The Adonia set sail shortly before 5 p.m. Sunday and it took the cruise about 17 hours to cross the Florida Straits. Presidents Barack Obama and Raul Castro declared detente on Dec. 17, 2014, making U.S. cruises to Cuba once again possible.
Both governments hope to see thousands of ships crossing the Florida Straits in the future. Should traffic increase as expected, American cruises could bring the Caribbean country tens of millions of dollars in foreign hard currency. The U.S.-Cuba Trade and Economic Council reported on Monday that Cuba could earn more than $80 million a year once full operations begin. About a dozen lines have already announced plans to operate cruises between the countries.
“This is history,” 54-year-old nurse Mercedes Lopez told ABC News. “We Cubans must unite, all of us.

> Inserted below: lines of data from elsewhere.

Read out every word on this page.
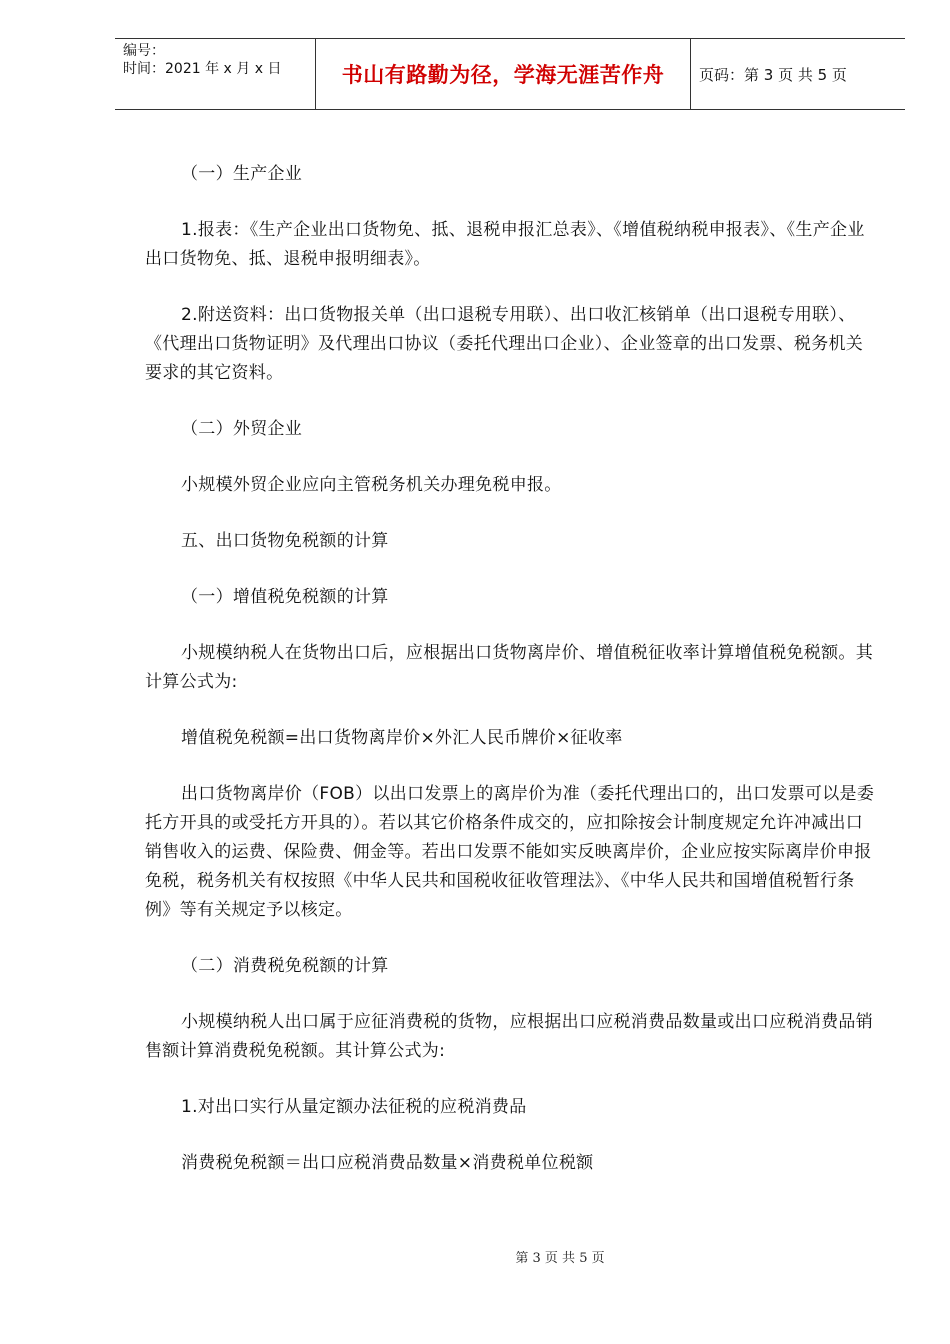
编号：
时间：2021 年 x 月 x 日	书山有路勤为径，学海无涯苦作舟	页码：第 3 页 共 5 页

（一）生产企业

1.报表：《生产企业出口货物免、抵、退税申报汇总表》、《增值税纳税申报表》、《生产企业出口货物免、抵、退税申报明细表》。

2.附送资料：出口货物报关单（出口退税专用联）、出口收汇核销单（出口退税专用联）、《代理出口货物证明》及代理出口协议（委托代理出口企业）、企业签章的出口发票、税务机关要求的其它资料。

（二）外贸企业

小规模外贸企业应向主管税务机关办理免税申报。

五、出口货物免税额的计算

（一）增值税免税额的计算

小规模纳税人在货物出口后，应根据出口货物离岸价、增值税征收率计算增值税免税额。其计算公式为:

增值税免税额=出口货物离岸价×外汇人民币牌价×征收率

出口货物离岸价（FOB）以出口发票上的离岸价为准（委托代理出口的，出口发票可以是委托方开具的或受托方开具的）。若以其它价格条件成交的，应扣除按会计制度规定允许冲减出口销售收入的运费、保险费、佣金等。若出口发票不能如实反映离岸价，企业应按实际离岸价申报免税，税务机关有权按照《中华人民共和国税收征收管理法》、《中华人民共和国增值税暂行条例》等有关规定予以核定。

（二）消费税免税额的计算

小规模纳税人出口属于应征消费税的货物，应根据出口应税消费品数量或出口应税消费品销售额计算消费税免税额。其计算公式为:

1.对出口实行从量定额办法征税的应税消费品

消费税免税额＝出口应税消费品数量×消费税单位税额

第 3 页 共 5 页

This is a step forward, a little step toward normalization, peace, family unification.”
She waited for hours to see Carnival Cruise Line’s 704-passenger Adonia pull up to Havana’s two-berth cruise terminal.
Cruise traffic may have a negative impact on the environment
Environmental scientists warned that an excessive cruise traffic could cause serious damage to an island that happens to be home to the Caribbean’s healthiest marine life partly because of the lack of large-scale development in decades.
Dan Whittle, who directs the Environmental Defense Fund’s Cuba program, told ABC News that fragile coral reef ecosystems in coastal waters of Cuba could be seriously hurt by an influx of large ships. He said overall marine life might be degraded by discharge of sewage into near pristine waters.